Biochemical Data From Control Individuals and NASH Patients

	Steatosis (F0)	Fibrosis (F1–F3)	Cirrhosis (F4)	Control values
Men/women	9/3	10/2	8/4	7/5
Body mass index, kg/m2	36.0 ± 2.2a	32.6 ± 1.6a	32.5 ± 1.4a	<25
Age, y	57.0 ± 3.25	60.7 ± 2.0	63.5 ± 1.5	51.7 ± 10.4
Bilirubin, mg/dL	0.62 ± 0.06	0.74 ± 0.07	3.19 ± 1.50a	0.2–1.0
Albumin, g/L	44.5 ± 0.6	44.1 ± 0.7	37.3 ± 1.8b,c	35–50
Quick, %	94.9 ± 2.0	90.8 ± 2.6	73.2 ± 4.0b,c	70 –100
Creatinine, mg/dL	0.9 ± 0.1	0.9 ± 0.1	0.8 ± 0.1	0.6–1.2
AST, U/L	49.6 ± 13.1a	40.6 ± 5.2a	64.3 ± 9.2a,c	10–40
ALT, U/L	80.0 ± 25.6a	58.0 ± 9.4a	55.2 ± 8.6a	10–35
GGT, U/L	97.3 ± 36.6a	131.4 ± 34.2a	168.0 ± 37.1a	5–40
Platelets (×103/mm3)	218 ± 20	202 ± 15b	130 ± 23b,c	125–400
Leukocytes (×103/mm3)	8.2 ± 0.9	6.7 ± 0.4	5.6 ± 0.8	3.5–11.0

Values are mean ± SEM. For the control group, serums from 12 individuals (7 men and 5 women with average age of 51.7 ± 10.4 years) with BMI <23 kg/m² were used to measure GAS6, sAXL, and sMERTK levels. Reference ranges for each biochemical parameter are provided, as established for normal individuals according to the Hospital Clínic Core Lab (Barcelona, Spain).

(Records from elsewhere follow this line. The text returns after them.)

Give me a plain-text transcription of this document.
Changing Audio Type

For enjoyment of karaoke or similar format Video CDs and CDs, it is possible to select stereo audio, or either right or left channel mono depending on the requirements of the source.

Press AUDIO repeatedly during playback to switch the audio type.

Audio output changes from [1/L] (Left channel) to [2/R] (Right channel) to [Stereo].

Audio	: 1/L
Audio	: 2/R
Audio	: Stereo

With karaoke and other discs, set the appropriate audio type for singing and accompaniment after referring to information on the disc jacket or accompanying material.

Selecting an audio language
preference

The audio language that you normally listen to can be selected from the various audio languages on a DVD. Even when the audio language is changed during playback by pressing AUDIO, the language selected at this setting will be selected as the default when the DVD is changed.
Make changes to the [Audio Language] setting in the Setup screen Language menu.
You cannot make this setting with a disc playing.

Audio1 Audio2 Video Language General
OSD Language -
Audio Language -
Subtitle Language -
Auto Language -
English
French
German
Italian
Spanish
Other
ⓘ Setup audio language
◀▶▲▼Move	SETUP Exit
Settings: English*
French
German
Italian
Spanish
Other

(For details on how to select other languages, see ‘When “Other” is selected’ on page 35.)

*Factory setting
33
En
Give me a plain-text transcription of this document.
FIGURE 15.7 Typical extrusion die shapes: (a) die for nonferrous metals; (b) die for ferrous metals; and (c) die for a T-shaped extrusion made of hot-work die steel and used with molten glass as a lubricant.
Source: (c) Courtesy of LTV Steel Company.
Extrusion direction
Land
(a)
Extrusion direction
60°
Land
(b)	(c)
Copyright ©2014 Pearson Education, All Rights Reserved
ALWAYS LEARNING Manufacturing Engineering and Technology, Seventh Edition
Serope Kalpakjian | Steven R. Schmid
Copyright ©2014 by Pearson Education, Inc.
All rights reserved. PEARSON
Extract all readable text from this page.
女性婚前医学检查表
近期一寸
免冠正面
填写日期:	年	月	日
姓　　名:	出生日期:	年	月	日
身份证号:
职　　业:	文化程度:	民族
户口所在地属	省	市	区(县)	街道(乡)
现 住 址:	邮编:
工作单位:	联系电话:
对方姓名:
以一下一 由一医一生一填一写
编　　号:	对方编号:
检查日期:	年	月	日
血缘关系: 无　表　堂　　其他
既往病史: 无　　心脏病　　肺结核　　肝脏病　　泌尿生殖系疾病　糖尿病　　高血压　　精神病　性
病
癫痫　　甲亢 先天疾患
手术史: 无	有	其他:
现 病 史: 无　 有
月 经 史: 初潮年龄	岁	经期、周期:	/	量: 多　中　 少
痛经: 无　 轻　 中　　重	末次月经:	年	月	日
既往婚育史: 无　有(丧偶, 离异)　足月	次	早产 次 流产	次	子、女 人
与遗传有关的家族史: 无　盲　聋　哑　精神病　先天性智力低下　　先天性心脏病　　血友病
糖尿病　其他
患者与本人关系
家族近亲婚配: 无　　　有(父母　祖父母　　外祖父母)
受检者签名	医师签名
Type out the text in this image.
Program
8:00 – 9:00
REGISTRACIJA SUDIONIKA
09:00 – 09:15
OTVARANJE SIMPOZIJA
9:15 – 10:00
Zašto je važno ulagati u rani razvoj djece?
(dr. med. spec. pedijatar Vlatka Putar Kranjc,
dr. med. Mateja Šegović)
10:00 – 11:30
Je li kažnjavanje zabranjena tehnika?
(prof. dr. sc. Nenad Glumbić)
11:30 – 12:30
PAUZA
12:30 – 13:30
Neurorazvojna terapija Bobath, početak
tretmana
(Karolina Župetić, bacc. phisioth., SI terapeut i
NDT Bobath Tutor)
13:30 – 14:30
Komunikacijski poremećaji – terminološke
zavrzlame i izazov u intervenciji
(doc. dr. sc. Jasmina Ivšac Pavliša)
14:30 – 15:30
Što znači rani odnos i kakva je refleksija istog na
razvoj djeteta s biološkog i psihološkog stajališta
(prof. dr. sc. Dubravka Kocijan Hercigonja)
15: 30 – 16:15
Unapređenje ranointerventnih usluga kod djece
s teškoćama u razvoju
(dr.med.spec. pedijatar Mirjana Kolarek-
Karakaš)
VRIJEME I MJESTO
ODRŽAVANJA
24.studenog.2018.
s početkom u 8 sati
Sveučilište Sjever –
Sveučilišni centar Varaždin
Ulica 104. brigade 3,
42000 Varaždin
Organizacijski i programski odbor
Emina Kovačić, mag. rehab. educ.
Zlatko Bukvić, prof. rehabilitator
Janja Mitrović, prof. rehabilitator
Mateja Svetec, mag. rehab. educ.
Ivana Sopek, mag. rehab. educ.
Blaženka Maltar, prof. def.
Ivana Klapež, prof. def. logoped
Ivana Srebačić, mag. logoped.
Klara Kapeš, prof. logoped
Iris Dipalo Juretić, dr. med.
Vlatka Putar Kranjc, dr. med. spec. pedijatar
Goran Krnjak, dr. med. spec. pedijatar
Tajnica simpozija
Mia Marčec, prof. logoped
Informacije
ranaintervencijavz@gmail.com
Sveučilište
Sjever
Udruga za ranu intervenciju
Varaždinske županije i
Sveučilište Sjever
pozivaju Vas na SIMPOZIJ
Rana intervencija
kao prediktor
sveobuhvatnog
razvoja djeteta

ALT, alanine aminotransferase; AST, aspartate aminotransferase; BMI, body mass index; GGT, γ-glutamyltransferase; NASH, nonalcoholic steatohepatitis.

^aOutside the range of control values.

^bP ≤ .05 vs steatosis group (F0).

^cP ≤ .05 vs fibrosis group (F1–F3).

Statistical Analysis

All in vitro and in vivo experiments were repeated at least 3 times unless indicated. Statistical comparisons were performed using unpaired 2-tailed Student’s t test or 1-way analysis of variance followed by Newman-Keuls multiple comparison test when indicated. All analyses were performed using GraphPad Prism 4 (GraphPad Software, San Diego, CA). A P value <.05 was considered significant.

All authors had access to the study data and reviewed and approved the final manuscript.